Some of the other concerns that arise in being a helper in the counselling field entail the legal aspects of the human services profession, the tax issues, and lastly the insurance issues (Patrick, 2007). For a private practice to run smoothly, the must a location, office furniture must be bought, the office set up, and marketing done (Di Fabio & Maree, 2013). For those employed, the state as well as federal taxes must come from the counsellors pay check. This is different for the private practice helpers who must pay their own taxes. Self-employment taxes can be confusing and care has to be taken to ensure that taxes are not owed to the state or federal government at the end of the year (Corey, Schneider, & Callanan, 2007). For those participating in managed-care programs, or take insurance, billing and paperwork becomes part of the practice. In most cases, this leads to many non-billable hours (Di Fabio & Maree, 2013). Some clients will file insurance claims on their own, but helpers in this field often engage in taking care of the insurance paper-work, as well as, co-paying so as to attract more clients. Even so, this process and associated tasks become easier with the purchase of billing systems (Patrick, 2007). There are insurance companies that have free billing software on their websites available to everyone with access to such websites. Still, there is an option to hire someone to take care of the insurance paperwork (Patrick, 2007). It can be for a fixed fee or for a share of the money collected from clients.

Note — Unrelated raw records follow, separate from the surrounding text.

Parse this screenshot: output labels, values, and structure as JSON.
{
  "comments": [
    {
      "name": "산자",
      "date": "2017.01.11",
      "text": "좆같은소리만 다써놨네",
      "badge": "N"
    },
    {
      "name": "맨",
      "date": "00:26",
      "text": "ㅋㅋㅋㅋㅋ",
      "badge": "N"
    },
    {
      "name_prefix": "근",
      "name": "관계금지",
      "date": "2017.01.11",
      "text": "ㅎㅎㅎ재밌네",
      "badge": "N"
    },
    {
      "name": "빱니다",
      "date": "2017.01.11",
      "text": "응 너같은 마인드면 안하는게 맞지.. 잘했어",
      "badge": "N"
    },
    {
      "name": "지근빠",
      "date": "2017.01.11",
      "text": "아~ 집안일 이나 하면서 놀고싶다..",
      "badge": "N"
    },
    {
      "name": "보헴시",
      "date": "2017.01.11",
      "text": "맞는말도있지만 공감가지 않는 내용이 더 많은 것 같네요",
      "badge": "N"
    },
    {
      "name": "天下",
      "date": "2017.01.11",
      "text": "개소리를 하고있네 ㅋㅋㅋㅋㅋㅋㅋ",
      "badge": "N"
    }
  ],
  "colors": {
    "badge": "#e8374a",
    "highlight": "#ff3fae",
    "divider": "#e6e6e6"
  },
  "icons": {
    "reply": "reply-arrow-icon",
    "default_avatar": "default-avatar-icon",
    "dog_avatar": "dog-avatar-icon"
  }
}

Despite the concerns in the counselling field as a human services profession, the impact that is associated with it on the society is immense. This is because when a person who had been grappling with problems be it at work or health overcomes those problems as a result of counselling, it affects families, as well as, family dynamics (Patrick, 2007). People in such families get to learn and adjust to the new information made available by dealing with the problems of the person being counselled. Thus, the concerns that are associated with becoming a helper in the counselling field are outweighed by the benefits of the profession.
Corey, G., Schneider, M. C., & Callanan, P. (2007). Issues and ethics in the helping professions. Australia: Brooks/Cole/Thomson Learning.
Di Fabio, A., & Maree, J. G. (2013). Psychology of career counseling : new challenges for a new era. New york: Nova Publishers.
Maki, D. R., & Tarvydas, V. (2012). The professional practice of rehabilitation counseling. New York: Springer Pub.
Patrick, P. K. (2007). Contemporary issues in counseling. Boston, Mass.: Allyn and Bacon.